Posted on Jun 7, 2012

U.N. special envoy Kofi Annan acknowledged in a speech before the General Assembly on Thursday that his six-point peace plan in Syria was not being implemented. Annan warned of “brutal suppression, massacres, sectarian violence and even all-out civil war” if the Assad government does not take steps to curb the violence.
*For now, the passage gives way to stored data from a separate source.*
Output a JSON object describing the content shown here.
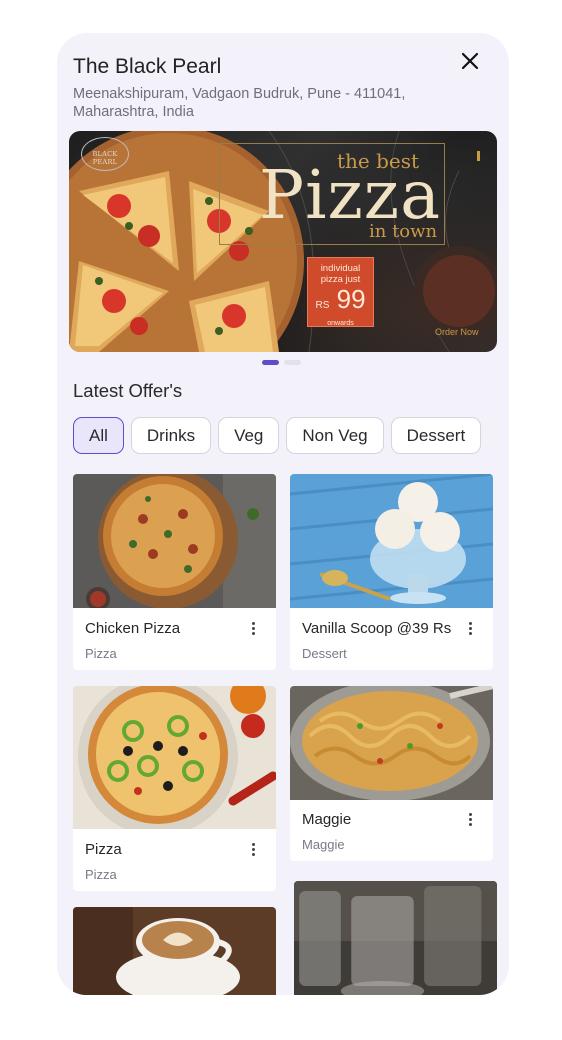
{
  "header": {
    "title": "The Black Pearl",
    "address": "Meenakshipuram, Vadgaon Budruk, Pune - 411041, Maharashtra, India"
  },
  "banner": {
    "logo_text": "BLACK PEARL",
    "tagline_top": "the best",
    "headline": "Pizza",
    "tagline_bottom": "in town",
    "offer_line1": "individual",
    "offer_line2": "pizza just",
    "offer_currency": "RS",
    "offer_price": "99",
    "offer_line3": "onwards",
    "cta": "Order Now",
    "slides_total": 2,
    "active_slide": 1
  },
  "offers": {
    "title": "Latest Offer's",
    "filters": [
      "All",
      "Drinks",
      "Veg",
      "Non Veg",
      "Dessert"
    ],
    "active_filter": "All",
    "items": [
      {
        "name": "Chicken Pizza",
        "category": "Pizza"
      },
      {
        "name": "Vanilla Scoop @39 Rs",
        "category": "Dessert"
      },
      {
        "name": "Pizza",
        "category": "Pizza"
      },
      {
        "name": "Maggie",
        "category": "Maggie"
      }
    ]
  },
  "colors": {
    "accent": "#5a4fc8",
    "sheet_bg": "#f3f2fa",
    "chip_active_bg": "#e9e6fb"
  },
  "icons": {
    "close": "close-icon",
    "more": "more-vertical-icon"
  }
}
Annan confirmed reports of mass killings Wednesday in al-Qubayr in the Hama region. U.N. observers were reportedly fired upon by pro-government forces when they attempted to enter the village. The observers were authorized by the Syrian government but were turned back at Army checkpoints. The clashes between the Syrian armed forces, pro-government Shabbiha militias, the anti-government Free Syrian Army and other local anti-government groups have left hundreds dead and spurred the U.N. to increase pressure on the Assad regime to restore peace. News of the al-Qubayr massacre comes after the killing of more than 100 civilians in Houla in central Syria last month.—CN


Kofi Annan, the joint United Nations-Arab League envoy to Syria, has admitted that his peace plan is failing and that the country’s future will consist of “brutal suppression, massacres, sectarian violence and even all-out civil war” if it continues on its current path.

In a speech to the UN General Assembly on Thursday, Annan confirmed that massacres of civilians have taken place in the towns of Houla and al-Qubayr. While not assigning blame for the mass killings, the former UN secretary general said that the government, not the armed opposition, had the “first responsibility” to halt violence.